Explain how you find ordered-pair solutions of the equation 3x – 5y = 15, and then find two such solutions.
To find ordered-pair solutions of the equation 3x - 5y = 15, you can use a method called substitution. Here are the steps:
Step 1: Choose a value for one of the variables. It can be any value you like. Let's choose x = 2 for the first solution.
Step 2: Substitute the chosen value into the equation and solve for the other variable.
3(2) - 5y = 15
6 - 5y = 15
-5y = 15 - 6
-5y = 9
y = 9/-5
y = -9/5
So the first solution is (2, -9/5).
Step 3: Repeat steps 1 and 2 to find another solution. Let's choose x = 5 this time.
Step 4: Substitute the chosen value into the equation and solve for the other variable.
3(5) - 5y = 15
15 - 5y = 15
-5y = 0
y = 0/-5
y = 0
So the second solution is (5, 0).
Therefore, the two ordered-pair solutions of the equation 3x - 5y = 15 are (2, -9/5) and (5, 0).
To find ordered-pair solutions of the equation 3x - 5y = 15, we need to substitute different values for x and y and see when the equation holds true.
1. Start by choosing a value for x.
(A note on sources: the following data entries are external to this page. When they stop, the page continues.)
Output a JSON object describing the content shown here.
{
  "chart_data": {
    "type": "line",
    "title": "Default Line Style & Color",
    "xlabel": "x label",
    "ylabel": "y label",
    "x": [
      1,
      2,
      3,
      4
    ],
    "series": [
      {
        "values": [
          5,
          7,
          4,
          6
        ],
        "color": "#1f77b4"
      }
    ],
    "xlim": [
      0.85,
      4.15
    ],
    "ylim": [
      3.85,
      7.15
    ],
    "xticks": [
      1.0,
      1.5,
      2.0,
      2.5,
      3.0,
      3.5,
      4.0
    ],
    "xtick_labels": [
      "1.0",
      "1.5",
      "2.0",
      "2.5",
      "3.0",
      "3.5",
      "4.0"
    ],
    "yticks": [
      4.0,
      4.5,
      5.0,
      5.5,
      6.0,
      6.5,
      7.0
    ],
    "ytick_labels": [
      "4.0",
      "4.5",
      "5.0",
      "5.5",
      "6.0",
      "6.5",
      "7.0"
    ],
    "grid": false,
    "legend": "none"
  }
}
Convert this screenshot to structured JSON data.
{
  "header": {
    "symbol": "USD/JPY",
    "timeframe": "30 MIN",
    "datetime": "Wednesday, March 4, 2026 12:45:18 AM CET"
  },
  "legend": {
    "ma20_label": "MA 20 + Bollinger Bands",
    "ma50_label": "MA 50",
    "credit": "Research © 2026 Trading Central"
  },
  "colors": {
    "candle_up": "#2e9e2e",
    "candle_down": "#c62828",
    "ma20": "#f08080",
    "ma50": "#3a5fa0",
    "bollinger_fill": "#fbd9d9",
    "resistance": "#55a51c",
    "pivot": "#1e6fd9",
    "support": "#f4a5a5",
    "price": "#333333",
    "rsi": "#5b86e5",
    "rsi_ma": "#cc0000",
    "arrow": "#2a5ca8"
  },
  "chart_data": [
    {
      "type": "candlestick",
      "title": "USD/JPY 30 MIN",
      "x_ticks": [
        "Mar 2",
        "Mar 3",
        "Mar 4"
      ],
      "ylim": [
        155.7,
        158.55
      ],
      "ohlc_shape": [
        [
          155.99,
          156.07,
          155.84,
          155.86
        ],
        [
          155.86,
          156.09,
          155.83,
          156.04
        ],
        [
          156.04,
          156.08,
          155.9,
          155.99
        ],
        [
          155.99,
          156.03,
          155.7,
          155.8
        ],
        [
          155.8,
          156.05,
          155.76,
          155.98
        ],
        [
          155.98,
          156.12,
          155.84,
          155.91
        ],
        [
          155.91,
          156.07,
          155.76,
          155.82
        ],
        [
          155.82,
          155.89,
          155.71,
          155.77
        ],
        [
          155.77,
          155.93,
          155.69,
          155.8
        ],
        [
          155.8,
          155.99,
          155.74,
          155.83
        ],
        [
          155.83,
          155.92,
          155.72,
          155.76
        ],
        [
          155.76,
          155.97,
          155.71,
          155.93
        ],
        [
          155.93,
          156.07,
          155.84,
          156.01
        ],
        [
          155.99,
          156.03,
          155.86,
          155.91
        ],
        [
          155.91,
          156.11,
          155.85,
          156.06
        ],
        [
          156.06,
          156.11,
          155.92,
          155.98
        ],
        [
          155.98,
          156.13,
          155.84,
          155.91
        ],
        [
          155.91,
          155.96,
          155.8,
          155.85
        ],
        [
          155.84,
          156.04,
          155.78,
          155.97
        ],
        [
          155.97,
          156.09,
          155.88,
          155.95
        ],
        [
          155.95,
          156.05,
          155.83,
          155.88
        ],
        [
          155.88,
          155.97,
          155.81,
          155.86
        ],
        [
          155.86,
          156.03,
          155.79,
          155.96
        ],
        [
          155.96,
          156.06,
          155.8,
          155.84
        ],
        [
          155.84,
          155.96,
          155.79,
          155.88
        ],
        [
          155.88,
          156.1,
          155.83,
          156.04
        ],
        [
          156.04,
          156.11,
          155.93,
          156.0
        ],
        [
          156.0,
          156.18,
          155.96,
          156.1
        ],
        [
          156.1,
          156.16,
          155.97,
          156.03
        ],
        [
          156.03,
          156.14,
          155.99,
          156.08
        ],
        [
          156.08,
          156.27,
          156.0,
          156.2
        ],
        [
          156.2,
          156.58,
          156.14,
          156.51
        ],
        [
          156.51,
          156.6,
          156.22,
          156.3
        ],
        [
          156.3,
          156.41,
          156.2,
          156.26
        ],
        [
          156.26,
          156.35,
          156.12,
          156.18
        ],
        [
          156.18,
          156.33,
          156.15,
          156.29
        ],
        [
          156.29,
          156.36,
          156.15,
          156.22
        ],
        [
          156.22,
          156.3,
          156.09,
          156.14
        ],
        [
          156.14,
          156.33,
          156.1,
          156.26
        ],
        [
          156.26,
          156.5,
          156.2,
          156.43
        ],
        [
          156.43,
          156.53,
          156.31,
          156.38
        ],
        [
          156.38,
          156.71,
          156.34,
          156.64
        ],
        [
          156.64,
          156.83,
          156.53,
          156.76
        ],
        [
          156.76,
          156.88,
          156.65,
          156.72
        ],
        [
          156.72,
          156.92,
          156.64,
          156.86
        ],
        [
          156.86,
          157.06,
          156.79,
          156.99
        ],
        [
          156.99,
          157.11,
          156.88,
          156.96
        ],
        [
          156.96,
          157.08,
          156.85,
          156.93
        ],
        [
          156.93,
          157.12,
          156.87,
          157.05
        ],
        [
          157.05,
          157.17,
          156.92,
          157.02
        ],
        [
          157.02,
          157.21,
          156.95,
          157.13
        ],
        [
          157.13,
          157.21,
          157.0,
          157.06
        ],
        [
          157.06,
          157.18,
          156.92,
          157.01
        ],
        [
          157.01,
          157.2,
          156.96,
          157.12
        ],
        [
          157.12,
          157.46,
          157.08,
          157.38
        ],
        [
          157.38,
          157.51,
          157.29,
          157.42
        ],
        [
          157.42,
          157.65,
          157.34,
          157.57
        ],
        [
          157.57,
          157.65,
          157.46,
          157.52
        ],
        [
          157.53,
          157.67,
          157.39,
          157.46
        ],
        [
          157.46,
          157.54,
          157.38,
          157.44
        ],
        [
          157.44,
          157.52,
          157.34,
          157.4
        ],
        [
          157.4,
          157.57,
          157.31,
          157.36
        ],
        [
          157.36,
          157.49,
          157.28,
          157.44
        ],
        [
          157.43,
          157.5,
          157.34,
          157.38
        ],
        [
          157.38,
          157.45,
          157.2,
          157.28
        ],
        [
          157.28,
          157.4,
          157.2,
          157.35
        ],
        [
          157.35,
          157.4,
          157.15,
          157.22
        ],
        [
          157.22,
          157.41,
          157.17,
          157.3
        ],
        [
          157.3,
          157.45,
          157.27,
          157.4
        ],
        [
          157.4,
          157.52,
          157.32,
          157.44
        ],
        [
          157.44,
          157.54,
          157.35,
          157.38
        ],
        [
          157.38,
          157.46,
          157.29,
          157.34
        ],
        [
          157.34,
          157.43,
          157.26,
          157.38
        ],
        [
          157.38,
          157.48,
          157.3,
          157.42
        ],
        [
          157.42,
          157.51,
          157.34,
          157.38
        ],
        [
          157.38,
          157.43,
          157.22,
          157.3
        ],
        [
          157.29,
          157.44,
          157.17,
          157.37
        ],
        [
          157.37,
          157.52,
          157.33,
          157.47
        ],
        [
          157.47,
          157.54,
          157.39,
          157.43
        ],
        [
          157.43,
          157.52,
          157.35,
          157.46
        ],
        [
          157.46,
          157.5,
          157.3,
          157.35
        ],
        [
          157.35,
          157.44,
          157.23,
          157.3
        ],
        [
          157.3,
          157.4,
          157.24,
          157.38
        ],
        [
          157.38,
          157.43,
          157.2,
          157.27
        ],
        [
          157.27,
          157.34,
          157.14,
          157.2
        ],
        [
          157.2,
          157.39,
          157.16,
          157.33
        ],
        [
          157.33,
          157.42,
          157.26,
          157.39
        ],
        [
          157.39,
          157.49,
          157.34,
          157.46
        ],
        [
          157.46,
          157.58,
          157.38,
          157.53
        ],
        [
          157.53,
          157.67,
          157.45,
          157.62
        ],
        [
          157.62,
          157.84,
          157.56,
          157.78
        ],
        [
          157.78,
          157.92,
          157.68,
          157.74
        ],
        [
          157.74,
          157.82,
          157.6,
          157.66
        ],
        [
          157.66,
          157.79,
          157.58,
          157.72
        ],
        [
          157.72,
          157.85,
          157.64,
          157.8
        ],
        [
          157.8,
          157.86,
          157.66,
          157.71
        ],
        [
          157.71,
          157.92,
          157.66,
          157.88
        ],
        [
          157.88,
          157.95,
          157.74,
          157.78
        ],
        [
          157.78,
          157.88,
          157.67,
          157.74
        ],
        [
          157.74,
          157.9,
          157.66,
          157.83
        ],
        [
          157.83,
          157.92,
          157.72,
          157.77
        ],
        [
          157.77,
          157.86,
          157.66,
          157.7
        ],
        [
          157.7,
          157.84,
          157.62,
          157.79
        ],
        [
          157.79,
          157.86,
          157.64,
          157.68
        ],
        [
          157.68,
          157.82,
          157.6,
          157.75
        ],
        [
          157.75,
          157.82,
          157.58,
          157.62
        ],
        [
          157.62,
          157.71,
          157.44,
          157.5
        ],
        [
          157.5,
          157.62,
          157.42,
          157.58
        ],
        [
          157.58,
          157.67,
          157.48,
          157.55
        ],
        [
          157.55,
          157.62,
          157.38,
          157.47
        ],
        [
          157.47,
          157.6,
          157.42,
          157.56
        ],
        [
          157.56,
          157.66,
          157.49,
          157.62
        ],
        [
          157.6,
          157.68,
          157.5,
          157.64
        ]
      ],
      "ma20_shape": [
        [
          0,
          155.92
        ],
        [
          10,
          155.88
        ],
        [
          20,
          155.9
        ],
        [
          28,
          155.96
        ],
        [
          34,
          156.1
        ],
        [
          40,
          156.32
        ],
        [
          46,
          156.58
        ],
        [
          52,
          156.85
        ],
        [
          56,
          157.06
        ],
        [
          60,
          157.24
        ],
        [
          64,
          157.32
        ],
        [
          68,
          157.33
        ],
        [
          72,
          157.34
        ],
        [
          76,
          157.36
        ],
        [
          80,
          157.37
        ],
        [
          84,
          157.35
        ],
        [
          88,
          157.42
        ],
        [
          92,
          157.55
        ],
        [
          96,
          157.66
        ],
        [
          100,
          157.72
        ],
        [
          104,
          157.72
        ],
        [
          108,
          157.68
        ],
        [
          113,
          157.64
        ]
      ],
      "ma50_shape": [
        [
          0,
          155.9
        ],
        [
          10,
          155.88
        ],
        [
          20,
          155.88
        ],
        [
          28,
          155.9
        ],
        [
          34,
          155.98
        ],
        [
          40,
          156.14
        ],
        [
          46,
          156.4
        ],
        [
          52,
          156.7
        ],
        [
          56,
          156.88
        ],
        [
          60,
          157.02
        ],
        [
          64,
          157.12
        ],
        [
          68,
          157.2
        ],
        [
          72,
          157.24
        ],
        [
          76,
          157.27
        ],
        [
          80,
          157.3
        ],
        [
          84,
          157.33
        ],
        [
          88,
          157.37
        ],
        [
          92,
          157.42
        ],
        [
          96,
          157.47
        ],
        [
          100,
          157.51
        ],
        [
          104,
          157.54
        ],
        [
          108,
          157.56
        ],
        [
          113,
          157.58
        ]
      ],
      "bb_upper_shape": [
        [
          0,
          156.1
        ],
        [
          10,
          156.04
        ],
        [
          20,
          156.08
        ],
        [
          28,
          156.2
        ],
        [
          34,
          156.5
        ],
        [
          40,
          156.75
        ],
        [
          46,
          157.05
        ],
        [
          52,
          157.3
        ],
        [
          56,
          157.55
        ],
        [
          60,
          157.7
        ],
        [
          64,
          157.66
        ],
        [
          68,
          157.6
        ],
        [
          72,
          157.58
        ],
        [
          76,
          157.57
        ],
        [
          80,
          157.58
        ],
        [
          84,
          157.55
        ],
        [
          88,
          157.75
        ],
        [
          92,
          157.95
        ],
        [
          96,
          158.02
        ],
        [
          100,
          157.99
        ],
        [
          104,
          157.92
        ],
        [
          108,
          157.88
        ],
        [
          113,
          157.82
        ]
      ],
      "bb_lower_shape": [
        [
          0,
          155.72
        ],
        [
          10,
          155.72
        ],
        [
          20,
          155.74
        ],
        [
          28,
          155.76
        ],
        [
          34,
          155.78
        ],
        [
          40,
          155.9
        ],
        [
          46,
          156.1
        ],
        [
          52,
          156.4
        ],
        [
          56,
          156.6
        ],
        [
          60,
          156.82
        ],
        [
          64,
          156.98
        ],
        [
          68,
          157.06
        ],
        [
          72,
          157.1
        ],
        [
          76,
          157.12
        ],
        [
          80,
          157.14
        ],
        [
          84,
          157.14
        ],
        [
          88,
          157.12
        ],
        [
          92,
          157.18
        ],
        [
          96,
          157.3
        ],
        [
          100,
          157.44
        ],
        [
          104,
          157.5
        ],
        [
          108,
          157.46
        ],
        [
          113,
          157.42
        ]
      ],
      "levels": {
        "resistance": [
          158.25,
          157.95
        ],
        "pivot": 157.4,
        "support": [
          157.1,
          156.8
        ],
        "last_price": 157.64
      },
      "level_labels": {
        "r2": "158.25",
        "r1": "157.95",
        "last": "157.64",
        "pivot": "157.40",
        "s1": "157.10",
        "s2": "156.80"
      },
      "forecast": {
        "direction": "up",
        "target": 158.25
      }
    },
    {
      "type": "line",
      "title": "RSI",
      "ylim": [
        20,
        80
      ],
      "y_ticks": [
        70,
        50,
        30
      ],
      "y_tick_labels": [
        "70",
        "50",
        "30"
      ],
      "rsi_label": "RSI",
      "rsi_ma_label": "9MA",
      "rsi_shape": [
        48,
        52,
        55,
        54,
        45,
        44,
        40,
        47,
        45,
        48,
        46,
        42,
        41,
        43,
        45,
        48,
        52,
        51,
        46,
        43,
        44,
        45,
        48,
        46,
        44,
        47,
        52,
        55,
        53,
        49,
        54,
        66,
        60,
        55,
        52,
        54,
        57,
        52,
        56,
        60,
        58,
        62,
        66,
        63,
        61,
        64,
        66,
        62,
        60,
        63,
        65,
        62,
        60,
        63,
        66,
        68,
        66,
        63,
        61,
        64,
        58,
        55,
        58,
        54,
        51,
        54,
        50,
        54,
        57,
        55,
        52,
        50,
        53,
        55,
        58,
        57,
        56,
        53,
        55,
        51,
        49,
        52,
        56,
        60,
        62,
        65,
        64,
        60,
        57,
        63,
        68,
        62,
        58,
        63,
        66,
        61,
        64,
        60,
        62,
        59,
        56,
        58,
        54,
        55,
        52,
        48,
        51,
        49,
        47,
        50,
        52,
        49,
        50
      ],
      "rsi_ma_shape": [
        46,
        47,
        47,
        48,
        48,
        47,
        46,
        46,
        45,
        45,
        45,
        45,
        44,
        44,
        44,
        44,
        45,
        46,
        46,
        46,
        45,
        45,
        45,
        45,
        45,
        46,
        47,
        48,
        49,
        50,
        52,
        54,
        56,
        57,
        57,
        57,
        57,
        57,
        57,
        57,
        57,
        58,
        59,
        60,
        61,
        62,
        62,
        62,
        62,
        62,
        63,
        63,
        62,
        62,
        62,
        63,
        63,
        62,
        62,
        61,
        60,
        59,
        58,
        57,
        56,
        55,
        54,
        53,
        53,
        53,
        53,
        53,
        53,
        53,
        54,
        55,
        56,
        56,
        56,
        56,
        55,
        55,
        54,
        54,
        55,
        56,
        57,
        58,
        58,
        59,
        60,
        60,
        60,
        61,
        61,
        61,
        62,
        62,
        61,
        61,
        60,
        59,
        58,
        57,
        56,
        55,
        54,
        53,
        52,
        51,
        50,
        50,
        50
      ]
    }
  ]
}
Let's say we pick x = 0 for the first solution.
- Substitute x = 0 into the equation: 3(0) - 5y = 15.
- Simplify: -5y = 15.
- Solve for y: y = -3.
- So, the first ordered-pair solution is (0, -3).
2. Now, choose a different value for x. Let's choose x = 5 for the second solution.
- Substitute x = 5 into the equation: 3(5) - 5y = 15.
- Simplify: 15 - 5y = 15.
- Solve for y: -5y = 0.
- Simplify further: y = 0.
- Therefore, the second ordered-pair solution is (5, 0).
So, the two ordered-pair solutions of the equation 3x - 5y = 15 are (0, -3) and (5, 0).